If you’re no-tilling, the benefits of the practice may, in the long run, extend beyond what you see on your own farm — and you may have a significant advantage against your conventional-tillage neighbor.
BASF surveyed 2,100 farmers and 7,000 consumers in seven countries earlier this year about their attitudes and beliefs regarding sustainable farming.
Both groups indicated they “care about sustainability” (81% consumers, 78% of farmers), but they have a vastly different understanding of what sustainability means:
• Consumers often described sustainability as “environmentally friendly” or the “ability to produce sufficient food to feed the population.” Farmers were more specific, mentioning soil protection (40%), land use (27%), water use (27%) or biodiversity protection (25%) as parts of sustainability.
• While 82% of all farmers agreed that crop protection is used responsibly, only 37% of all consumers shared this view.
• Globally, 49% of farmers agree that there are currently “too many regulations are applied to the agricultural sector.” But 38% of consumers believe that “there aren’t enough regulations” in ag.
• When asked to evaluate current methods for food production in their countries, more than half of consumers (58%) are satisfied with the way farming is conducted.
So why should you care how consumers feel about the way you farm?
Because increasingly, they are your future customers, soil scientist and co-founder of Rhizoterra Jill Clapperton told farmers recently.
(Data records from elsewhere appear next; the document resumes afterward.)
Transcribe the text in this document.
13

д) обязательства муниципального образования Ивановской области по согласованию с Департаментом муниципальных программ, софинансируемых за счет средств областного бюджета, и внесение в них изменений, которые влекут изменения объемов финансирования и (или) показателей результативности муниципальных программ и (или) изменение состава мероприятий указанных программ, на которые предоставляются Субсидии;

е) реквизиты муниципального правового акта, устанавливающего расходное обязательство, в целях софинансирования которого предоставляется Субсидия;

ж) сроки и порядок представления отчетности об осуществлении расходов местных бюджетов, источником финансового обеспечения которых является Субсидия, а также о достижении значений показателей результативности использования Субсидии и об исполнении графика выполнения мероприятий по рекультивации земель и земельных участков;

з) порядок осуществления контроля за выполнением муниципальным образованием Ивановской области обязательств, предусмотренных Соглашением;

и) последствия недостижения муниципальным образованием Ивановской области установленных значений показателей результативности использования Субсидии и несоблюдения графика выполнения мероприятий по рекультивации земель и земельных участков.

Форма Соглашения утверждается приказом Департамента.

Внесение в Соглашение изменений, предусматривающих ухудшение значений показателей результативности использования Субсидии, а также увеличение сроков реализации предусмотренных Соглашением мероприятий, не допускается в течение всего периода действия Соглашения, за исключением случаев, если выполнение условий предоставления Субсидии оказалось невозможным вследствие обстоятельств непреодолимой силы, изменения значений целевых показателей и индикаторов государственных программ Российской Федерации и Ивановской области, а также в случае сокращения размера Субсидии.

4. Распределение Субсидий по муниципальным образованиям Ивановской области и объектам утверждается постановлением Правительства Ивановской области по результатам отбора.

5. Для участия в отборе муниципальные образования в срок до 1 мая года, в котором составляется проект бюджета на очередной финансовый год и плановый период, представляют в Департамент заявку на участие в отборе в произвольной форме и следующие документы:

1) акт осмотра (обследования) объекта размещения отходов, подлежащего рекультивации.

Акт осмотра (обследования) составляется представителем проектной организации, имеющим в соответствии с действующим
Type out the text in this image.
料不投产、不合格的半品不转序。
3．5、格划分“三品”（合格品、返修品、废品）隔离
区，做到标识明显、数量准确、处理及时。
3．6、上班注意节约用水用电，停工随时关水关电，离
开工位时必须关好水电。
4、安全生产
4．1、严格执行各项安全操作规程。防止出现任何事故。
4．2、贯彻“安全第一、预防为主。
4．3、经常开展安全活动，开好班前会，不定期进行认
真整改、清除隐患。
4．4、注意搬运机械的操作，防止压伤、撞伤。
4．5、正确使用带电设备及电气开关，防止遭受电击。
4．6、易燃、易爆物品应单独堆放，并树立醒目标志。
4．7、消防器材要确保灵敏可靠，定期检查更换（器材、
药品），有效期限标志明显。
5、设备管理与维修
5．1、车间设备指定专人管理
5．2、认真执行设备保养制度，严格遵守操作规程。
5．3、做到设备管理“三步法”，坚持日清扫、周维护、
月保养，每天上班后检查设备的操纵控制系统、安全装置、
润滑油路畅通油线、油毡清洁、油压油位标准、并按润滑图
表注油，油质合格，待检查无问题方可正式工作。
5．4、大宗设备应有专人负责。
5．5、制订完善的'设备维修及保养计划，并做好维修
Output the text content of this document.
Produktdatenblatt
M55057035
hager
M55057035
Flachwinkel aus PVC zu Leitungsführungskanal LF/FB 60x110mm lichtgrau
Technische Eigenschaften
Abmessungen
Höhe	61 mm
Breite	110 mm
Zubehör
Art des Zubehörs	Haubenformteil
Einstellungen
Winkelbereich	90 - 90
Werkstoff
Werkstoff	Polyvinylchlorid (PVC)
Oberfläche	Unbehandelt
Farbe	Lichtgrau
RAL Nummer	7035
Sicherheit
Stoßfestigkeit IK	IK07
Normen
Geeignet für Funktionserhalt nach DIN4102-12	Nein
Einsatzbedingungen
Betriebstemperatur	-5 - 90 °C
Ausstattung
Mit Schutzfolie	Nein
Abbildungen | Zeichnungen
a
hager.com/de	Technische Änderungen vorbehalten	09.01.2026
She encouraged farmers to check out hipster Web sites, or ask their teenage children about them, to find out more.
“Those kids actually talk about where their food came from, what it’s like, and how organic it is,” Clapperton said. “These are the kids that you’re going to be selling to.
“There’s going to be more documentation about your food. Can you have a premium for quality food? Absolutely — and it’s just about developing the markets for that. Check out the Shepherd’s Grain website and you’ll see what quality, and marketing quality, is about.”
Shepherd’s Grain, based near Reardan, Wash., has nearly 60 growers raising wheat for them in southern Alberta, the Pacific Northwest and southern California. All use sustainable farming methods and are, or are becoming, certified as sustainable by a third-party audit.
The outside pressure for farmers to do their work more sustainably is likely to only increase. So no-tillers have two choices: Continue to grumble about it, or find a way to capitalize on it and enhance your bottom line.
By reducing tillage to conserve soil, adding cover crops, integrating livestock and using nutrients responsibly, you’ve already got a head start on many of your neighbors.